Walking with God is comforting, but right on the edge of unnerving. It’s not a gradient where I move from unnerved to comforted. Rather, they are stacked right against each other. The second I forget how much God loves me, I move from peace to stress. Which of course makes sense, because God’s kingdom is ridiculous and impossible for me, and thinking about it causes fear and anxiety when I am trying to follow Him by making the right decisions myself. But knowing and trusting God – and letting Him make the decisions – changes everything. There is great peace and comfort in His presence.

It’s kind of like being naked or being clothed. Imagine trying to go through a typical day naked. When I’m naked I can’t take on anything because all I can think about is needing to be dressed. But when I am clothed, those thoughts disappear completely and I am ready to tackle the day. Walking with God, rooted in His love, is like being dressed. When I start to wonder if He’s really got it covered, it’s like my underwear are showing. If I keep going that way, pretty soon my buttons fall off and I might as well be naked because it’s all I can think about. But if I pull my clothes back into place – if I remember God’s love for me – I return to the safety of being covered. Am I always naked underneath the clothes? Yes. Will I always be naked underneath God’s love and provision? Yes. But will the knowledge of that nakedness be practically nonexistent in my mind as I enjoy His clothing? I believe yes.

If we only obey God when we agree with Him, we will be forever running around naked. When we trust Him, and our obedience comes from a place of love and safety, we will always be clothed. We can honestly bring our deepest hurts and our greatest confusions to Him and know that there is comfort in His saving grace and His powerful lordship.

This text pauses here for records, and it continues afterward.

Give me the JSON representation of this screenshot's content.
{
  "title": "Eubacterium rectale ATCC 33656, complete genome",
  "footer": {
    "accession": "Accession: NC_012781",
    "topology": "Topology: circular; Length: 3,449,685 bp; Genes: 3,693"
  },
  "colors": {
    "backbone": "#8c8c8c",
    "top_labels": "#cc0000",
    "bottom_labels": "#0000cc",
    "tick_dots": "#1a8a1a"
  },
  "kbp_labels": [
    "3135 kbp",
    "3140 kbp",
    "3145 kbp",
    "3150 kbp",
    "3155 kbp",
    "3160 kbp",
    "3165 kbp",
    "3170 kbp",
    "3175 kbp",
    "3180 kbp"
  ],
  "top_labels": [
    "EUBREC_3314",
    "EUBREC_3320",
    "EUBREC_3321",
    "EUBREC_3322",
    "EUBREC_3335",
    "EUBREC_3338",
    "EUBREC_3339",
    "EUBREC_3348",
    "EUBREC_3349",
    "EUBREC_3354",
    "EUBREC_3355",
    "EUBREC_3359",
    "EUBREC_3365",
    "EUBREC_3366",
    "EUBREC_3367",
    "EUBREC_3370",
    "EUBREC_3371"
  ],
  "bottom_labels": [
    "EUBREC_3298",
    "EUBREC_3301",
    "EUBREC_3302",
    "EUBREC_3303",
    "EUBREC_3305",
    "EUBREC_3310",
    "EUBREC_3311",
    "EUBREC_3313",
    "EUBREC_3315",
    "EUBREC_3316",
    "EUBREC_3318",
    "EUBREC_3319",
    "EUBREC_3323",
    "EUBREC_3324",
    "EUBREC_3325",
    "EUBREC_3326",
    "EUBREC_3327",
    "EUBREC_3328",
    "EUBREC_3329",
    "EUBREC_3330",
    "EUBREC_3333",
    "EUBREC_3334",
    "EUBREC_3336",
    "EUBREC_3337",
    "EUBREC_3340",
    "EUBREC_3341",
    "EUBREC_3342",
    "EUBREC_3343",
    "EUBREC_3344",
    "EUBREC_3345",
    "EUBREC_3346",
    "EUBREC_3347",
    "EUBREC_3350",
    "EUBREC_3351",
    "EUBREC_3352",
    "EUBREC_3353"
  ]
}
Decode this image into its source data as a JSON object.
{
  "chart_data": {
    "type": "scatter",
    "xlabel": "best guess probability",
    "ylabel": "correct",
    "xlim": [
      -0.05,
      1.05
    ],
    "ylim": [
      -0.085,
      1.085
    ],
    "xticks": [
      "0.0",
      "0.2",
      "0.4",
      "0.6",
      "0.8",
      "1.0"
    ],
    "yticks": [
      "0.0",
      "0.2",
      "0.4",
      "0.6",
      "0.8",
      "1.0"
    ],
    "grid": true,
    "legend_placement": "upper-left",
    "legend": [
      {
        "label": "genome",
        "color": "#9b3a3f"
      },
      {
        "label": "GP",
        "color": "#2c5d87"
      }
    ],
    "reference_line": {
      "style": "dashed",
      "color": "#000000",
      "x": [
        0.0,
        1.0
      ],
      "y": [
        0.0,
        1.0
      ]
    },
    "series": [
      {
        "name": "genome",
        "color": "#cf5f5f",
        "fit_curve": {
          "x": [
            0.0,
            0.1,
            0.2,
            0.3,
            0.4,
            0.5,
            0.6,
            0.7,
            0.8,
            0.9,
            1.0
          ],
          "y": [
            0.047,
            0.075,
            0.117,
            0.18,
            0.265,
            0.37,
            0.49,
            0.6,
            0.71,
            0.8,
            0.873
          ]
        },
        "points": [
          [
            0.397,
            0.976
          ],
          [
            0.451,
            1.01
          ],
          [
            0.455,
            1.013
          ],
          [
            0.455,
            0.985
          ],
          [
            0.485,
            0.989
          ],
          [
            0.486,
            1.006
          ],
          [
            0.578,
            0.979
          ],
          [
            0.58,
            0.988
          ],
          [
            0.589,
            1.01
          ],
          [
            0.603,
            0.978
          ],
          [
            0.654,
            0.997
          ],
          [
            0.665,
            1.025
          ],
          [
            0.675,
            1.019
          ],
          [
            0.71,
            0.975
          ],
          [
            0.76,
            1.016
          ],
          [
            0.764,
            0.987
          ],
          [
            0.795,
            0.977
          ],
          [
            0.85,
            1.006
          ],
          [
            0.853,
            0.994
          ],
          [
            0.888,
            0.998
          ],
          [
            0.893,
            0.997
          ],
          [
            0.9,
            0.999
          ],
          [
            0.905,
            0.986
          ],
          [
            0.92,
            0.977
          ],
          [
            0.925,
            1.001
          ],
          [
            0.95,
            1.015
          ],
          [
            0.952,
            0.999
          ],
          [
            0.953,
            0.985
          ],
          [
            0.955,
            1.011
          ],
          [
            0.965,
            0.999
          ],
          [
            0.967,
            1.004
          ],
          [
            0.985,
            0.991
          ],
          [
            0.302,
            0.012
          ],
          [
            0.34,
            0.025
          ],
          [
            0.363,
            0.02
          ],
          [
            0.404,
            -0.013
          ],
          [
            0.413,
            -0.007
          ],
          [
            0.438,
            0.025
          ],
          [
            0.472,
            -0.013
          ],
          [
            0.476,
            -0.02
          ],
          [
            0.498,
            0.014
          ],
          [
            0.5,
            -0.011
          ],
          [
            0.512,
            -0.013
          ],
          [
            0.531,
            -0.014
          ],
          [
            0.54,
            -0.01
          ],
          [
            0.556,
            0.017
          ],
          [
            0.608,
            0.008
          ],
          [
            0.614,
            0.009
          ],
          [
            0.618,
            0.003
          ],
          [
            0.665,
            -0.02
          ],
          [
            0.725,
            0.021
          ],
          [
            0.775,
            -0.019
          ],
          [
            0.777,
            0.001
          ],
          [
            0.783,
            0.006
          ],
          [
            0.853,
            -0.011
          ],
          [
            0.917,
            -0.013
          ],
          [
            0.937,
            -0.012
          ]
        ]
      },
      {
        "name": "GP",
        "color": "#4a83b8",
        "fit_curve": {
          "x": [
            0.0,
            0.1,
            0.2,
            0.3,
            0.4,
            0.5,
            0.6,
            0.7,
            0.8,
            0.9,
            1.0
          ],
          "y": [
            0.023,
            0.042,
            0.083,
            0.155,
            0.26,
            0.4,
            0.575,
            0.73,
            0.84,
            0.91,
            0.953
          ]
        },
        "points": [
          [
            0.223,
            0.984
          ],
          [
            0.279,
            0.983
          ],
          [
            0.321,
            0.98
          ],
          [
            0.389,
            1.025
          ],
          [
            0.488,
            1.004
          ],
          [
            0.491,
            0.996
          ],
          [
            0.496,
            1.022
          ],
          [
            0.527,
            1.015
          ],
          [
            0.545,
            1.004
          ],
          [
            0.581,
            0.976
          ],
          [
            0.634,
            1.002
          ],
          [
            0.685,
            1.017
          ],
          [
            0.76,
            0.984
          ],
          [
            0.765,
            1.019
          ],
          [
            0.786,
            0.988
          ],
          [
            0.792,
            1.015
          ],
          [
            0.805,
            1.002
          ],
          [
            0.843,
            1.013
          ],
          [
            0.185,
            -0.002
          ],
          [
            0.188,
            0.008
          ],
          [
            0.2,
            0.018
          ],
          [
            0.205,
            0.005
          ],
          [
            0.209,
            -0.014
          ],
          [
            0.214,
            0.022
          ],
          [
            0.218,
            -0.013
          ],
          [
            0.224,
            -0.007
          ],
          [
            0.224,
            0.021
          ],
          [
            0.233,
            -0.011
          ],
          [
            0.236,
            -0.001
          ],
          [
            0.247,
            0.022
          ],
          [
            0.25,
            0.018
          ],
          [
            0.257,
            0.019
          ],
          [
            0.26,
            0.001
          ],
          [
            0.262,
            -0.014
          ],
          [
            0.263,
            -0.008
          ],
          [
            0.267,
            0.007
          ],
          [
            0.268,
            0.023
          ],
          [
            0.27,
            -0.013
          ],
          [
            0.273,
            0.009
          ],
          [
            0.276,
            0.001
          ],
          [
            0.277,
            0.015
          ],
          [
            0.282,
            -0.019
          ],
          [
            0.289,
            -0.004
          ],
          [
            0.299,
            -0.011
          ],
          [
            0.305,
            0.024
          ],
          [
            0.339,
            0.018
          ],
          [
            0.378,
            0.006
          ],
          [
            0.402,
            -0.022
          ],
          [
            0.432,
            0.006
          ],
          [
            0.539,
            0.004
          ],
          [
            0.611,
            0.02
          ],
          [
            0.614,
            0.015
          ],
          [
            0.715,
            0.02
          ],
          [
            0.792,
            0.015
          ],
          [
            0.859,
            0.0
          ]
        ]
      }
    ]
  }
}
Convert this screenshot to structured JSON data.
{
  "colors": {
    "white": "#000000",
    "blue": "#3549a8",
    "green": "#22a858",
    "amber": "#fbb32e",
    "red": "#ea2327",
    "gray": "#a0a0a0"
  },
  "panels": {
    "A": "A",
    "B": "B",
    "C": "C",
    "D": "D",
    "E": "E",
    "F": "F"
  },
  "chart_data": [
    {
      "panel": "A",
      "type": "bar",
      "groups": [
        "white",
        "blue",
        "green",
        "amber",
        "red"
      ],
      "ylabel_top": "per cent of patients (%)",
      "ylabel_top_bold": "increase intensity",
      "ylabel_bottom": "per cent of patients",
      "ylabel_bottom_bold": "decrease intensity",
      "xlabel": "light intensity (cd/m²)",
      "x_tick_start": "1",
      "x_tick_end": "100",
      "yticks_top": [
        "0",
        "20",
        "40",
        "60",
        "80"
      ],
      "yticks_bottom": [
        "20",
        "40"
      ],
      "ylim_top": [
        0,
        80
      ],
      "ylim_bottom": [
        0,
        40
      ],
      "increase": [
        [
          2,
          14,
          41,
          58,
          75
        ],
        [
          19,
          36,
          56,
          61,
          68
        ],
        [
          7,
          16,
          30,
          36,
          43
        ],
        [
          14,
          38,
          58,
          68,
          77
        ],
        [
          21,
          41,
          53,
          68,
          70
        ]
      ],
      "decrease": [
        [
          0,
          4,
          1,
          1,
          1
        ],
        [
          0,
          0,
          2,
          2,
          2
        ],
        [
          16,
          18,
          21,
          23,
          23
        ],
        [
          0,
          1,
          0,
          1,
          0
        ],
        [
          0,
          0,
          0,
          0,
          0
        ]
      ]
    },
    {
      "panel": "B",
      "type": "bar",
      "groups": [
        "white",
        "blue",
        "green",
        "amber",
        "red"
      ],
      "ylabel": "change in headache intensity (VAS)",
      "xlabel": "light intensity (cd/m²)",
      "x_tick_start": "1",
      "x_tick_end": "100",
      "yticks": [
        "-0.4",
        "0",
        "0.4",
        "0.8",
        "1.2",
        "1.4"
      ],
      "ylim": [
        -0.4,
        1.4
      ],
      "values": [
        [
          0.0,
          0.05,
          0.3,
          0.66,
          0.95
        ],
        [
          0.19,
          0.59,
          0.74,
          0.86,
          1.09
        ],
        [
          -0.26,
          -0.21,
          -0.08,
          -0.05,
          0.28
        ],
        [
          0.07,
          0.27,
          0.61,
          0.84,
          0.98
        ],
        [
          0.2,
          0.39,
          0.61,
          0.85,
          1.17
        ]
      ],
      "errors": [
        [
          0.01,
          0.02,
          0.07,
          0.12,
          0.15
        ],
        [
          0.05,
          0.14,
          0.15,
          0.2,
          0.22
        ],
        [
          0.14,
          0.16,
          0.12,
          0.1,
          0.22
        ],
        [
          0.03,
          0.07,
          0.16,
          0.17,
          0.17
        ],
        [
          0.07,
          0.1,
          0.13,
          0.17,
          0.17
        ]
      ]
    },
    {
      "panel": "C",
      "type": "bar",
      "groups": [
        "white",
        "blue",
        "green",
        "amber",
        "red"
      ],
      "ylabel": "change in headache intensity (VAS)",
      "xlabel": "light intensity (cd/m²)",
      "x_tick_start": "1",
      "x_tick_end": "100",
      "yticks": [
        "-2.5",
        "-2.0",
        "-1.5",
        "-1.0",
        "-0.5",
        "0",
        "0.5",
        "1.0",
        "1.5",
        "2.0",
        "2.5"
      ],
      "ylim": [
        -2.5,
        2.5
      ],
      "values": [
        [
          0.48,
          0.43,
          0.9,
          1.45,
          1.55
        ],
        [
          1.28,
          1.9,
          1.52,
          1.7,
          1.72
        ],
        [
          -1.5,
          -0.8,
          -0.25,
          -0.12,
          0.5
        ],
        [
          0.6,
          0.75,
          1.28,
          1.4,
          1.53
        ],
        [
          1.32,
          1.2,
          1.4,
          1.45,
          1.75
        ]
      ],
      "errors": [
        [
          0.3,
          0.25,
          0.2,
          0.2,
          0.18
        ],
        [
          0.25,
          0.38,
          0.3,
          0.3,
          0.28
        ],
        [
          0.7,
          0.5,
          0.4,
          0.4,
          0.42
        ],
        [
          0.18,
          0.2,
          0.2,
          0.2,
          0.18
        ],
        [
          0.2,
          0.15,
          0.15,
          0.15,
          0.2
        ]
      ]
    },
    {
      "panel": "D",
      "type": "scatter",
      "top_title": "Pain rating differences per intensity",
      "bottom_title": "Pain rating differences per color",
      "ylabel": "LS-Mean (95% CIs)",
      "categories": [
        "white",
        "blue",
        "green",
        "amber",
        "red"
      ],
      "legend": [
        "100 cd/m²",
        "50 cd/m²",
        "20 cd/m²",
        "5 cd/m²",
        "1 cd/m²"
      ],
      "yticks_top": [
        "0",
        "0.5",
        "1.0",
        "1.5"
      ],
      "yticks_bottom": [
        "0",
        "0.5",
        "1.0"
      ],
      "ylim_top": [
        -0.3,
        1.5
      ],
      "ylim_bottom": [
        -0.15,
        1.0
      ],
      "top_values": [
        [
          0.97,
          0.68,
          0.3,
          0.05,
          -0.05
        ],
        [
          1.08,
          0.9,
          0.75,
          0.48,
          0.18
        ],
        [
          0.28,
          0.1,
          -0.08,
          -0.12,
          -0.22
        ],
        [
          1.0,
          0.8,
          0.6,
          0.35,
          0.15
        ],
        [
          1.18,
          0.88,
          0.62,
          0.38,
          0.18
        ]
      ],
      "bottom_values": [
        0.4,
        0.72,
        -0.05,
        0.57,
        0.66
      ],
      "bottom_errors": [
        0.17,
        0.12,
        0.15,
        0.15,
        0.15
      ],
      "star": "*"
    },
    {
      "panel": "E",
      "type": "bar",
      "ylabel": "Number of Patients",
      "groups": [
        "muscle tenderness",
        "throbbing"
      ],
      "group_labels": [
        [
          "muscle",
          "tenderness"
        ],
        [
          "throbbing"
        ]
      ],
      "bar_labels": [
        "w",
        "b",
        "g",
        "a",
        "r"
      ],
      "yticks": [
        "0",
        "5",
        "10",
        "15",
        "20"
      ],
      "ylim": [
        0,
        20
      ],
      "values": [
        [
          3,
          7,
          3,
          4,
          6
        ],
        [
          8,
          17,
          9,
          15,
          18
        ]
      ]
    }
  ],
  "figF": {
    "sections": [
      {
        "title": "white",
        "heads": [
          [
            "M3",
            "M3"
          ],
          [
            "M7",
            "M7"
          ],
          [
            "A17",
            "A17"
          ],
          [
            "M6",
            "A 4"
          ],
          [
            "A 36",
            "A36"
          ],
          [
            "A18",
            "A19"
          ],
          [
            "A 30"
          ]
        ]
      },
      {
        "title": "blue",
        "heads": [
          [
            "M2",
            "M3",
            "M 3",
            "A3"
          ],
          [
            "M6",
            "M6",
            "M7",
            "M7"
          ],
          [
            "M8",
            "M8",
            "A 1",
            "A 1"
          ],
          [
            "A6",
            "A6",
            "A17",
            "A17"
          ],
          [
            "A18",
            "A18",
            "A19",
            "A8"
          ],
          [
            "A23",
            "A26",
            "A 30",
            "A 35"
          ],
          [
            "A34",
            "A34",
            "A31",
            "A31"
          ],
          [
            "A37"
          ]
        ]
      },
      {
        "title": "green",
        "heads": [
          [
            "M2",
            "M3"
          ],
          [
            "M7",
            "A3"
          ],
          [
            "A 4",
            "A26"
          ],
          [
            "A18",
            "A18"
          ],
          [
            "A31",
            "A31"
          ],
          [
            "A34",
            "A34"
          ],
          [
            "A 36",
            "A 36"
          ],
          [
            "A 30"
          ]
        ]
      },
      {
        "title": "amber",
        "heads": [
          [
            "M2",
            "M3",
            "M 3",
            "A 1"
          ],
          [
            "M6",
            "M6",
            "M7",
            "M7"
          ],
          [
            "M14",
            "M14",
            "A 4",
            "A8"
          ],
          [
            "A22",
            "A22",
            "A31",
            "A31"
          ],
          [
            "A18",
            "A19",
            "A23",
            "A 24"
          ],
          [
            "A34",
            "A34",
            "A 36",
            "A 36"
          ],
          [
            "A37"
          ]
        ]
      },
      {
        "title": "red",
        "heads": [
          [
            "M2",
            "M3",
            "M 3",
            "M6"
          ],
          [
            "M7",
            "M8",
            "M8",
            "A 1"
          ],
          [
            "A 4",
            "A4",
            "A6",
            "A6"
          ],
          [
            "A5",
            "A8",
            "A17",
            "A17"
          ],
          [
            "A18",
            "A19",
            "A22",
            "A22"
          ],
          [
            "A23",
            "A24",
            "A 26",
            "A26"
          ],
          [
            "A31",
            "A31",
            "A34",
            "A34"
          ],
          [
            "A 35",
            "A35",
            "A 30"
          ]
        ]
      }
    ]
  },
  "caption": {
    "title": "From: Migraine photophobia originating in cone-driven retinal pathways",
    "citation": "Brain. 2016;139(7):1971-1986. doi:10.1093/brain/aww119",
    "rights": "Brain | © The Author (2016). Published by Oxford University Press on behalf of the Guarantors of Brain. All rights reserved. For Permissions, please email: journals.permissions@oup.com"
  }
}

If you don’t feel peace and comfort in God’s presence, and you don’t want to trust Him, don’t despair. Your shortcoming are never ever so great that He can’t reach right through them and save you. Get really honest. Tell Him how you really feel. Put forth the tiny seed of faith you have, even if you’re embarrassed how small it is. For me, I couldn’t say I trusted Him, or even that I wanted to trust Him, but I could say that I wanted to want to trust Him. And that’s where I started.

Give and Receive

I am guarded with God. As much as I don’t want to admit it, it becomes painfully clear in those moments when I try to trust Him and end up exploding in anger. I’m still not sure He’s safe. Perhaps I am in a lifetime of recovery. Just as alcoholics are forever recovering, perhaps so are sinners.

I keep thinking God is expecting something from me – a life of service perhaps – and He keeps saying, “Let Me provide.” Why am I so convinced He wants to take, when all He has done is give? (And how presumptuous to think that I have anything of objective value to offer the God who made me.)

Always He is present. Always He is safe. Always He wants to be with me and love me, even though it makes no sense. “He who did not spare His own Son, but delivered Him up for us all, how shall He not also with Him freely give us all things?” (Romans 8:32)

Perhaps this giving is an invitation to me to receive. Receiving is different than taking. God is not a shelf from which I can select whatever I need and take it. He is a lover, pursuing me with gifts – blessings – and each time I receive I am entering into intimate relationship with Him. God bless this holy mystery.